As an alternative, it is suggested that if the department wishes to monitor all calls coming in or going out from the department regardless of the subject matter involved, a system be utilized whereby, prior to the conversation, the party on the line who does not have knowledge of the monitoring be informed of this fact so that if the conversation begins, consent to monitoring, either express or implied, has been given by each party, thus complying with s. 934.03, F. S.
AS TO QUESTION 4:
This question is answered in the affirmative. The legislative intent to limit court-authorized wiretaps to specified major crimes is set forth quite clearly in s. 934.07, F. S. However, interceptions made with the prior consent of one of the parties to the conversation is permitted if the intercept is done by or under the control of a law enforcement officer and for the purpose of obtaining evidence of a criminal act. See s. 934.03(2)(c), F. S. Although the Legislature saw fit to put limits on court-authorized intercepts, I find nothing in Ch. 934, F. S., that would evidence an intent to limit the acquisition of evidence by intercept with the consent of one of the parties to the specified crimes set forth in s. 934.07. See Griffith v. State, 111 So.2d 282 (1 D.C.A. Fla., 1959); Barber v. State, 172 So.2d 857 (1 D.C.A. Fla., 1965); Rathbun v. United States, 355 U.S. 107 (1957); and United States v. White, 401 U.S. 745 (1971). In the case of Tollett v. State, 272 So.2d 490 (Fla. 1973), the court, in speaking to this issue, remarked as follows:
"We take note of Chapter 934, F. S., enacted as Chapter 69-17 at the 1969 legislative session and particularly Section 934.01(4) thereof, which reads in part:
'(4) To safeguard the privacy of innocent persons, the interception of wire or oral communications when none of the parties to the communication has consented to the interception should be allowed only when authorized by a court of competent jurisdiction. . . .' (Emphasis by the court.)
To reiterate, I know of no rule of law or procedure that would exclude from evidence conversations obtained by monitoring department-owned telephones.
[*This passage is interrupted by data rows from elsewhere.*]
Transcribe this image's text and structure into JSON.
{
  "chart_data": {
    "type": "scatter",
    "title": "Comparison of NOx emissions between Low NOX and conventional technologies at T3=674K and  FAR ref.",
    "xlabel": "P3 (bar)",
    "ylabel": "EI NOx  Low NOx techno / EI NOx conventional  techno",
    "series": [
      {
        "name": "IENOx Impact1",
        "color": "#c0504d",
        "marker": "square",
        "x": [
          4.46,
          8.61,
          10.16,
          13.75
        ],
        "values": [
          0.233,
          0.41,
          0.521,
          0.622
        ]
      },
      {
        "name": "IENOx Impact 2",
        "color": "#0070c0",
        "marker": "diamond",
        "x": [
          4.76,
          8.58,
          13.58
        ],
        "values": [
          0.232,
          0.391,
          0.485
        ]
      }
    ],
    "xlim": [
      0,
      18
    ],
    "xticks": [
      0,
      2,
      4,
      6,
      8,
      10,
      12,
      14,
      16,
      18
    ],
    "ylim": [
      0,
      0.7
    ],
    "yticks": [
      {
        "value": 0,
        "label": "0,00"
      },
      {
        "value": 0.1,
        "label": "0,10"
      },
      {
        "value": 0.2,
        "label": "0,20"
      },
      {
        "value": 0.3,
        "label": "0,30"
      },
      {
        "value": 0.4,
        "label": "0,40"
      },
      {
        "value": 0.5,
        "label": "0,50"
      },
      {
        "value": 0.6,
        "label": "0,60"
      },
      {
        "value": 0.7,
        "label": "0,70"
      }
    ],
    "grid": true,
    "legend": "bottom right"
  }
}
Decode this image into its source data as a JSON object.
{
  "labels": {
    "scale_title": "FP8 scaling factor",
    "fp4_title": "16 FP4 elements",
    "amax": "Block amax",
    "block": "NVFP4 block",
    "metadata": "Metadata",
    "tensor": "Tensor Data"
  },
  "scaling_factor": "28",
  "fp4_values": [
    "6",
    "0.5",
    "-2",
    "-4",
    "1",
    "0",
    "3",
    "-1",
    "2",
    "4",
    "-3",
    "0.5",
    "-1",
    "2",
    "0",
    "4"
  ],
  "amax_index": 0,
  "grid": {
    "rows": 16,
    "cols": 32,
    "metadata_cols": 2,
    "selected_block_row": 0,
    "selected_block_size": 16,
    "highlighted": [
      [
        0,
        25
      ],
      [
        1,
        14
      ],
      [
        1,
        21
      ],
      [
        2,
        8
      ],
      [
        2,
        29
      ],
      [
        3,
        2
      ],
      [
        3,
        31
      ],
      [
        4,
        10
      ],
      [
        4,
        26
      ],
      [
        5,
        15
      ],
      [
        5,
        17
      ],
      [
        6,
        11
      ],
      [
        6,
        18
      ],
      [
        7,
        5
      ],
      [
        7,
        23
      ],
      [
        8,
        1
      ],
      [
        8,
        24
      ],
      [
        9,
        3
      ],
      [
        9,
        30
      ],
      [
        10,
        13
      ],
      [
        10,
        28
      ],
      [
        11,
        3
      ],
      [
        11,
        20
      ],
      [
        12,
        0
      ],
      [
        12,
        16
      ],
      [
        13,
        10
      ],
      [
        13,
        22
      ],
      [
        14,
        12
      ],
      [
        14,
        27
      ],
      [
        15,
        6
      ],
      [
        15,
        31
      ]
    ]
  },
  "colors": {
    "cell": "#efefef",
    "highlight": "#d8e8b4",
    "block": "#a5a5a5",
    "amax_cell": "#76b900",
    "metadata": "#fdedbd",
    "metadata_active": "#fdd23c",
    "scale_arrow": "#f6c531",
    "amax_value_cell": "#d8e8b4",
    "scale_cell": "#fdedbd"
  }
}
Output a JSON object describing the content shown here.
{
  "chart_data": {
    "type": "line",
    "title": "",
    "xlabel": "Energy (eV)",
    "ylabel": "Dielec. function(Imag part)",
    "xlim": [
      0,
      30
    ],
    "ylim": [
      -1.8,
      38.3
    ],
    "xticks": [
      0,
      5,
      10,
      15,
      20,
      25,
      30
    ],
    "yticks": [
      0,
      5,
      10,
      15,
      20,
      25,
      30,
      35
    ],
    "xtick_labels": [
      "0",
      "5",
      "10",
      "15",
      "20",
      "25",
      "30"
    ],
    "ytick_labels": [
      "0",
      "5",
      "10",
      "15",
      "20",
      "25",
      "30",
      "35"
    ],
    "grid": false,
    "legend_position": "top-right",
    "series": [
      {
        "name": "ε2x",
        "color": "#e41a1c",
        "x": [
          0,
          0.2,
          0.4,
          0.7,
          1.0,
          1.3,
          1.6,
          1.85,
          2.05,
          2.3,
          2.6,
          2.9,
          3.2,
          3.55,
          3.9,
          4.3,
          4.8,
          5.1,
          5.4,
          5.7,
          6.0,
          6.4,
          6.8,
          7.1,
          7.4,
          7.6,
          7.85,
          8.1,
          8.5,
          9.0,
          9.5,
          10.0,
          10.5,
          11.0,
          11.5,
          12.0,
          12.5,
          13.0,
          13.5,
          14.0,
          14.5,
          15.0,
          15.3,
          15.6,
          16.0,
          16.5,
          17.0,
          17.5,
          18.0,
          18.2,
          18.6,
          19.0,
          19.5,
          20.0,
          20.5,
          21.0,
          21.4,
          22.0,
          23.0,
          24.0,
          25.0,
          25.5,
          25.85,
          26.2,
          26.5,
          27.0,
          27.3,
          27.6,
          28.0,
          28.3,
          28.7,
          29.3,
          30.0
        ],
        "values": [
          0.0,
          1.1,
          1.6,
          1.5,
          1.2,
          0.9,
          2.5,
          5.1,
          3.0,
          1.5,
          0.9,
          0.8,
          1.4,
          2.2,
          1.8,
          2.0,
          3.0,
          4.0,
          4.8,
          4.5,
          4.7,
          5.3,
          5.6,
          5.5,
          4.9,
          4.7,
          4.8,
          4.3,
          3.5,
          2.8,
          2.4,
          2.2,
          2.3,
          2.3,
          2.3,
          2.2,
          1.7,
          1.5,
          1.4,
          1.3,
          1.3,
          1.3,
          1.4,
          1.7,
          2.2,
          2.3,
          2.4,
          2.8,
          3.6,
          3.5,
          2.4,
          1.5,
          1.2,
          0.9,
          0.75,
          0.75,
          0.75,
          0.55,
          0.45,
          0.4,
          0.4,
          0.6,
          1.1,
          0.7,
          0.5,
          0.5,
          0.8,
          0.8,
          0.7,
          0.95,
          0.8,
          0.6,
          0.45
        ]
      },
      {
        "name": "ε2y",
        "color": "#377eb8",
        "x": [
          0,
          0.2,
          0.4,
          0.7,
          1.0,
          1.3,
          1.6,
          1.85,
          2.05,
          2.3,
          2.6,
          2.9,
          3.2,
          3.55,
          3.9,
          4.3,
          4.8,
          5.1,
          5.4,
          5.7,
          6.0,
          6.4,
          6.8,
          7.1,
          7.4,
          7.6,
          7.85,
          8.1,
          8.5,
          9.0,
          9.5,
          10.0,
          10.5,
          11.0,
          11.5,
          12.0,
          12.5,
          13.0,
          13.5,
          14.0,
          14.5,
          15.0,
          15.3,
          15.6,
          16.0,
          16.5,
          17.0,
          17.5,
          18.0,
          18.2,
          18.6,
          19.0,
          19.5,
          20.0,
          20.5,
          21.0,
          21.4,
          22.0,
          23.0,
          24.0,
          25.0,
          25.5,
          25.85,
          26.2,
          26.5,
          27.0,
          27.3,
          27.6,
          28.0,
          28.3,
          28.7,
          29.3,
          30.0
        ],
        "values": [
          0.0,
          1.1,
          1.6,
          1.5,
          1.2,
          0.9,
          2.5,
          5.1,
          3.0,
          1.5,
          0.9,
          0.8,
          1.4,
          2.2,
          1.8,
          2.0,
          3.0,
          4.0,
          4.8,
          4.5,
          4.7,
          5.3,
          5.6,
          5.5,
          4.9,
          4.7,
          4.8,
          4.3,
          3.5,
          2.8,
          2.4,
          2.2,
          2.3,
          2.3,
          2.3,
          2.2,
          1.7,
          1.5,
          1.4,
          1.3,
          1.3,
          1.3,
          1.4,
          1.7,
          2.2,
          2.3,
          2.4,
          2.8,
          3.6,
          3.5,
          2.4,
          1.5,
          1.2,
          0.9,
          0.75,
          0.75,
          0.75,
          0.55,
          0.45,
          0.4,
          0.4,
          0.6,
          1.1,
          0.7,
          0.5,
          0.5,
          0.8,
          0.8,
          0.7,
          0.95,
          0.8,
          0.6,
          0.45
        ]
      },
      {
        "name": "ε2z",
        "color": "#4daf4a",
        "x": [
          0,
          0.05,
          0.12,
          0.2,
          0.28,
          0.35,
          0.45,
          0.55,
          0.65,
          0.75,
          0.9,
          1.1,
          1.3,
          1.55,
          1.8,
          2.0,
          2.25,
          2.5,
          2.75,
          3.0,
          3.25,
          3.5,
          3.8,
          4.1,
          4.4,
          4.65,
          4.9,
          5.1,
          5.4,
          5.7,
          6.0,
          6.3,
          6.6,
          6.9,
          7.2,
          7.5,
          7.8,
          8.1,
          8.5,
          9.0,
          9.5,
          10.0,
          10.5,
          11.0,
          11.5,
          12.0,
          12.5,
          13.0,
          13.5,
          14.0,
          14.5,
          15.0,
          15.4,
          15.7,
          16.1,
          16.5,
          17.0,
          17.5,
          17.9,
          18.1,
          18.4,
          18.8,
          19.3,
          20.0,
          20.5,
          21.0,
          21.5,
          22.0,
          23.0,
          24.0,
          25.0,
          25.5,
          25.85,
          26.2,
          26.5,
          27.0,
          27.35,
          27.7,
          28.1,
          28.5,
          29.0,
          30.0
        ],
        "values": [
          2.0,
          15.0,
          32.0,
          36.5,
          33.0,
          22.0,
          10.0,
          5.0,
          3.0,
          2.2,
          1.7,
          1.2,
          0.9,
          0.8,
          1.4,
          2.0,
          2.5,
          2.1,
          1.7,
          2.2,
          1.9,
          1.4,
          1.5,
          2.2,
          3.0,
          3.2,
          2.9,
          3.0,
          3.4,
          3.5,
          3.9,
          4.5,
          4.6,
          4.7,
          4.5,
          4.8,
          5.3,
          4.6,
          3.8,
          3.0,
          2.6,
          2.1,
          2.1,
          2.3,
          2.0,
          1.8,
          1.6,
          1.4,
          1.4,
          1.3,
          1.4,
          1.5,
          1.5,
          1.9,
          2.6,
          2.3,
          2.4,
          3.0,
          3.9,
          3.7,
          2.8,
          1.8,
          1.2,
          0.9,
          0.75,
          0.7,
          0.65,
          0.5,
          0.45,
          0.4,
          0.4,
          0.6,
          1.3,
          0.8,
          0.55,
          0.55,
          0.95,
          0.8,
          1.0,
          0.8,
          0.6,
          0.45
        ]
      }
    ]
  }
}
Court-ordered interceptions of wire or oral communications are restricted to those crimes set forth in s. 934.07, F. S. But there is nothing in the provisions of Ch. 934, F.S., which even purports to exclude from evidence conversations or communications relating to any crime acquired by lawful interception other than pursuant to the provisions of Ch. 934.
AS TO QUESTION 5:
It is difficult to give a definitive answer to this question because I am not familiar with the regulations, if any, governing departmental internal discipline proceedings. However, it seems to me that if the conversation is lawfully acquired and admissible as evidence in a court of law, then it should be admissible in any departmental internal discipline proceeding.